Senate Minority Leader Mitch McConnell (R-Ky.) is not optimistic about the Republican Party's chances of retaking control of the Senate in November.
What did McConnell say?
McConnell suggested Thursday he believes the GOP will have a difficult time flipping the Senate, citing "candidate quality."
"I think there's probably a greater likelihood the House flips than the Senate. Senate races are just different, they're statewide, candidate quality has a lot to do with the outcome," McConnell said.
While it is not exactly clear what McConnell's "candidate quality" remark means, it most likely refers to various Republican nominees who may have a difficult time winning their elections.
For example, many Republicans whom former President Donald Trump endorsed — J.D. Vance in Ohio, Blake Masters in Arizona, Herschel Walker in Georgia, Mehmet Oz in Pennsylvania — are struggling in the polls. If they lose their races, it will be difficult for Republicans to flip enough Senate seats to retake control of the Senate.
In light of their struggling campaigns, McConnell predicted earlier this month the race for control of the Senate will be "very tight."

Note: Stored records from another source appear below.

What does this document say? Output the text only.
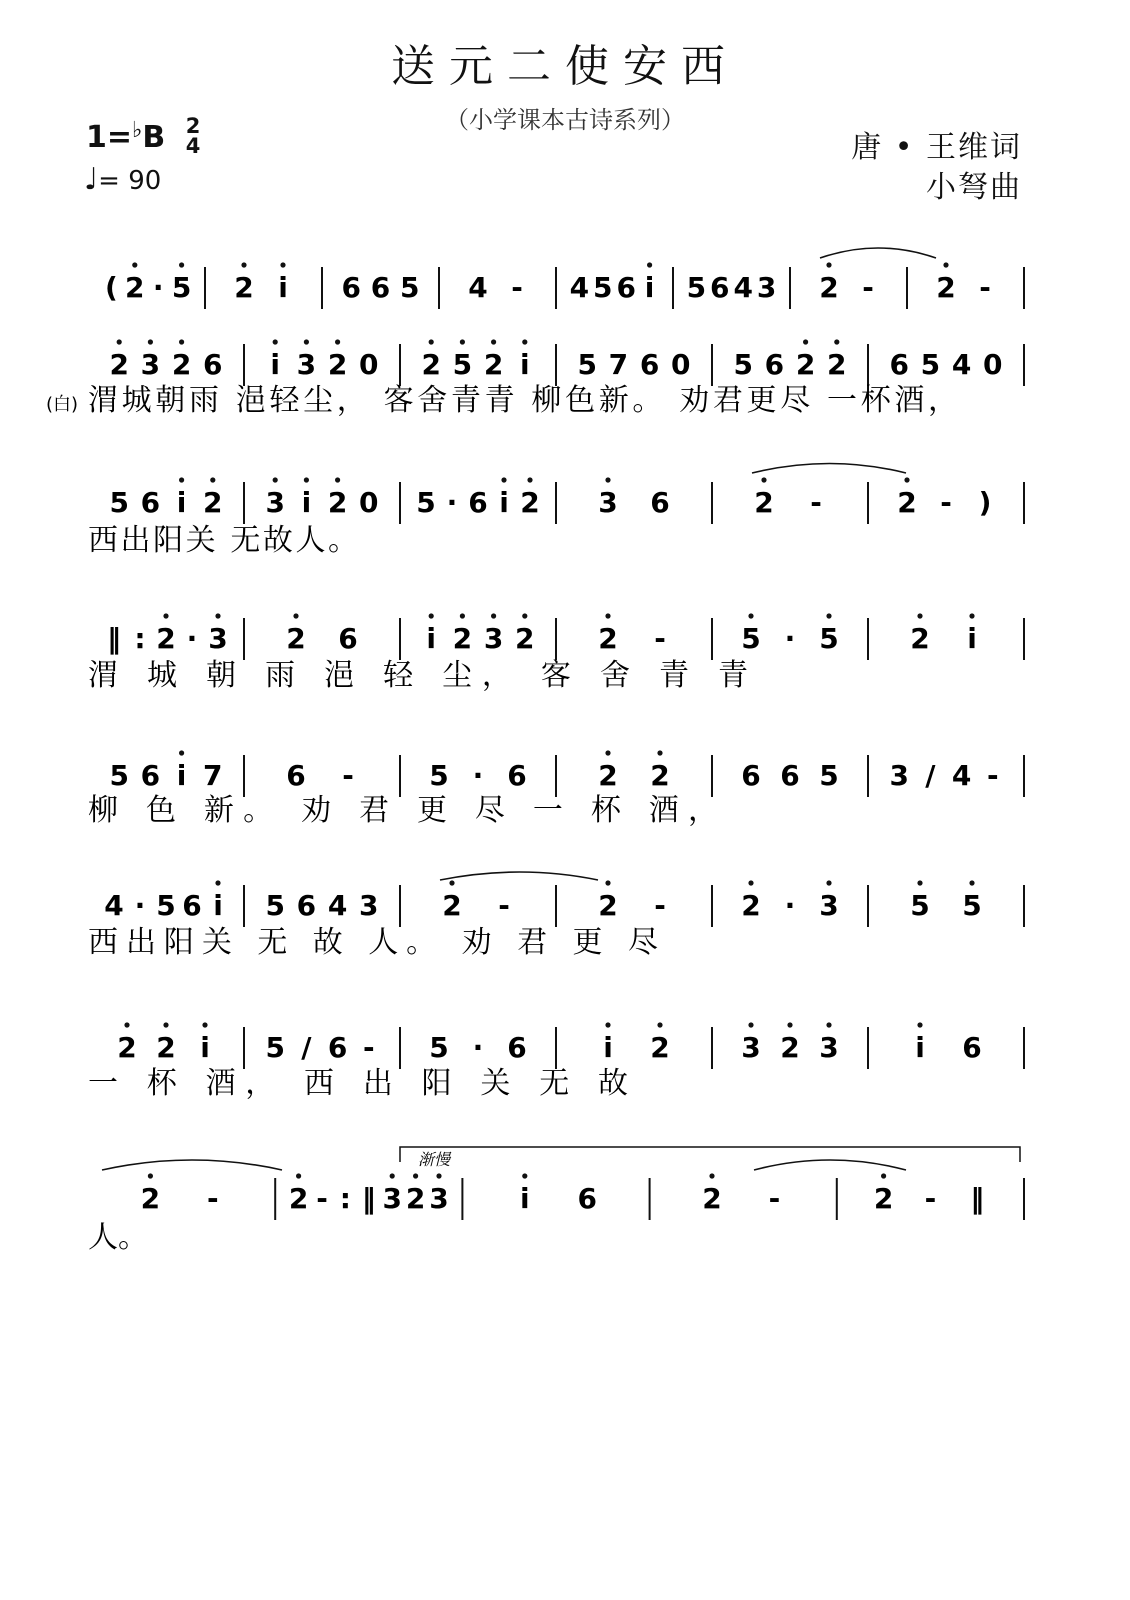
送元二使安西
（小学课本古诗系列）
1=♭B 2
4
♩= 90
唐 • 王维词
小弩曲
( 2 · 5 2 i 6 6 5 4 - 4 5 6 i 5 6 4 3 2 - 2 -
2 3 2 6 i 3 2 0 2 5 2 i 5 7 6 0 5 6 2 2 6 5 4 0
渭城朝雨 浥轻尘， 客舍青青 柳色新。 劝君更尽 一杯酒，
(白)
5 6 i 2 3 i 2 0 5 · 6 i 2 3 6	2 -	2 - )
西出阳关 无故人。
‖ : 2 · 3 2 6 i 2 3 2 2 -	5 · 5	2 i
渭 城 朝 雨 浥 轻 尘， 客 舍 青 青
5 6 i 7 6 -	5 · 6	2 2	6 6 5 3 / 4 -
柳 色 新。 劝 君 更 尽 一 杯 酒，
4 · 5 6 i 5 6 4 3 2 -	2 -	2 · 3	5 5
西出阳关 无 故 人。 劝 君 更 尽
2 2 i 5 / 6 - 5 · 6	i 2	3 2 3	i 6
一 杯 酒， 西 出 阳 关 无 故
2 -	2 - : ‖ 3 2 3	i 6	2 -	2 - ‖
人。
渐慢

"I think it's going to be very tight. We have a 50-50 nation. And I think when this Senate race smoke clears, we’re likely to have a very, very close Senate still, with us up slightly or the Democrats up slightly," McConnell said.
In fact, the Republican leader has been warning for months that the quality of candidates will be important for the GOP to retake control of the Senate.
And unfortunately for Republicans, the Democratic Party plans to exploit the candidate quality.
"We are just beginning to communicate about the deep flaws that their roster of candidates brings to these races," David Bergstein, the spokesman for the Democratic Senatorial Campaign Committee, told the Washington Examiner. "Their personal and political vulnerabilities are going to continue to be a centerpiece of these Senate campaigns in the months ahead."
While McConnell may not be enthusiastic about GOP prospects, his counterpart in the House, Minority Leader Kevin McCarthy (R-Calif.), is hopeful.
"We’ll win the majority and I’ll be speaker," McCarthy told Fox News of the 2022 election outcome this week.